El rostro del que lo miraba desde el otro lado del fuego expresó sorpresa.
—Sabes mucho.
—No, la verdad es que no, sólo unas pocas cosas, y pequeñas.
—Muy poca gente conoce el Enjambre.
—Pues yo sé de varios que… —dijo Jaffe.
—¿Sí? —preguntó Kissoon, endureciendo el tono de su voz—. Me gustaría saber sus nombres.
—Tengo cartas suyas… —respondió Jaffe, pero vaciló al darse cuenta de que recordaba dónde las había dejado. Las preciosas pistas que tanto infierno y tanta gloria le habían proporcionado.
—¿Cartas de quién? —insistió Kissoon.
—De gente que sabía…,
que adivina… el Arte.
—¿Sí?, ¿y qué sabían acerca de él?
Jaffe movió la cabeza.
—Yo mismo no lo entiendo todavía —dijo—, pero tengo entendido que hay un mar…
—Lo hay —afirmó Kissoon—. Y te gustaría saber dónde se encuentra, cómo llegar a él y de qué forma recibir poder de él.
—Sí, desde luego.
—¿Y qué darías a cambio de esa información? —inquirió Kissoon, mientras dirigía la vista al techo de la choza, como si hubiera algo en el humo que enturbiara el ambiente.

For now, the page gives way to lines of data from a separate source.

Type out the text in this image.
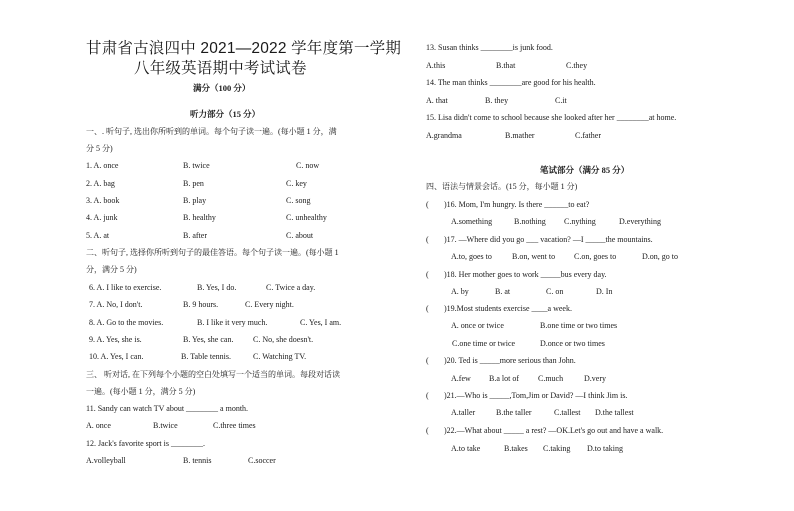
甘肃省古浪四中 2021—2022 学年度第一学期
八年级英语期中考试试卷
满分（100 分）
听力部分（15 分）
一、. 听句子, 选出你所听到的单词。每个句子读一遍。(每小题 1 分，满
分 5 分)
1. A. once	B. twice	C. now
2. A. bag	B. pen	C. key
3. A. book	B. play	C. song
4. A. junk	B. healthy	C. unhealthy
5. A. at	B. after	C. about
二、听句子, 选择你所听到句子的最佳答语。每个句子读一遍。(每小题 1
分，满分 5 分)
6. A. I like to exercise.	B. Yes, I do.	C. Twice a day.
7. A. No, I don't.	B. 9 hours.	C. Every night.
8. A. Go to the movies.	B. I like it very much.	C. Yes, I am.
9. A. Yes, she is.	B. Yes, she can. C. No, she doesn't.
10. A. Yes, I can.	B. Table tennis.	C. Watching TV.
三、 听对话, 在下列每个小题的空白处填写一个适当的单词。每段对话读
一遍。(每小题 1 分，满分 5 分)
11. Sandy can watch TV about ________ a month.
A. once	B.twice	C.three times
12. Jack's favorite sport is ________.
A.volleyball	B. tennis	C.soccer
13. Susan thinks ________is junk food.
A.this	B.that	C.they
14. The man thinks ________are good for his health.
A. that	B. they	C.it
15. Lisa didn't come to school because she looked after her ________at home.
A.grandma	B.mather	C.father
笔试部分（满分 85 分）
四、语法与情景会话。(15 分，每小题 1 分)
( )16. Mom, I'm hungry. Is there ______to eat?
A.something	B.nothing C.nything	D.everything
( )17. —Where did you go ___ vacation? —I _____the mountains.
A.to, goes to	B.on, went to C.on, goes to	D.on, go to
( )18. Her mother goes to work _____bus every day.
A. by	B. at	C. on	D. In
( )19.Most students exercise ____a week.
A. once or twice	B.one time or two times
C.one time or twice	D.once or two times
( )20. Ted is _____more serious than John.
A.few B.a lot of C.much	D.very
( )21.—Who is _____,Tom,Jim or David? —I think Jim is.
A.taller	B.the taller	C.tallest D.the tallest
( )22.—What about _____ a rest? —OK.Let's go out and have a walk.
A.to take	B.takes C.taking D.to taking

—De acuerdo —dijo Jaffe—, cualquier cosa que yo tenga y tú desees, puedes quedarte con ella.
—Esto parece razonable.
—Tengo que saber. Necesito el Arte.
—Sí, sí, claro, por supuesto.
—Ya he vivido todo lo que necesitaba —dijo Jaffe.
Kissoon se volvió y lo miró.
—¿De verdad? Lo dudo.
—Quiero conseguir…, quiero conseguir… —(«¿Qué se preguntó—, ¿qué quieres?»), y añadió—:
Explicaciones.
—Bueno, ¿por dónde empezamos?
—Por el mar —respondió Jaffe.
—Ah, sí, el mar.
—¿Dónde está?
—¿Te has enamorado alguna vez? —preguntó Kissoon.
—Sí, creo que sí.
—Pues entonces has estado en dos ocasiones en la Esencia. Una, la primera vez que dormiste fuera del útero; la segunda, la noche que yaciste al lado de la mujer amada. O del hombre amado. ¿Era un hombre? —preguntó entre risas—. Da igual lo que fuese.
—La Esencia es el mar.
—La Esencia es el mar, y en él hay unas islas llamadas Efemérides.
—Quiero ir allí —suspiró Jaffe.
—Irás; una vez más, irás.
—¿Cuándo?
—La última noche de tu vida. Esto es todo lo que se nos da. Tres zambullidas en el mar de los sueños. Alguna menos, y nos volvemos locos. Si son más…
—¿Sí?
—No seríamos humanos.
—¿Y el Arte?
—Ah, bien…, sobre eso hay diferencia de opiniones.
—¿Tú lo posees?
—
¿Poseer?
—El Arte. ¿Lo tienes? ¿Puedes ejercerlo? ¿Me lo puedes enseñar?
—Quizá.
—Tú eres uno de los del Enjambre —aseguró Jaffe—. Y has llegado a poseerlo. ¿Verdad?
—
¿Uno?
—Fue la respuesta—. Soy el último. Soy el único.
—Entonces compártelo conmigo. Quiero ser capaz de cambiar el mundo.
—Una
pequeña
ambición.
—¡Anda, no me jodas! —exclamó.
Jaffe, empezaba a sospechar que el otro le tomaba por tonto.
—No pienso salir de aquí con las manos vacías, Kissoon. Si consigo el Arte, podré entrar en la Esencia, ¿no es eso? Así es como funciona la cosa.
—¿Dónde te enteraste de eso?
—
¿No es cierto?
—Bien…, sí, y vuelvo a preguntártelo, ¿dónde te enteraste de eso?
—Sé interpretar pistas. Y todavía lo hago —sonrió, mientras las piezas encajaban en su cabeza—. La Esencia se halla en algún lugar
detrás
del mundo, ¿no? Y el Arte te permite entrar en ella, de forma que puedes penetrar allí siempre que quieras. El Dedo en el Pastel.
—¿Cómo?
—¿No es así como lo llamó alguien?: el dedo en el pastel.
—¿Y por qué conformarse con el dedo? —observó Kissoon.
—¡Sí, eso! ¿Por qué no todo mi jodido brazo?
La expresión de Kissoon era casi de admiración.
—Qué pena —dijo— que no estés más
evolucionado,
porque, yo hubiera podido compartir todo esto contigo.
—¿Qué quieres decir?
—Que tienes mucho en común con un mono. Yo no podría darte todos los secretos de mi propia mente. Son demasiado potentes, demasiado peligrosos, y, además, no sabrías qué hacer con ellos. Terminarías ensuciando la Esencia con tu pueril ambición. Y la Esencia necesita ser preservada.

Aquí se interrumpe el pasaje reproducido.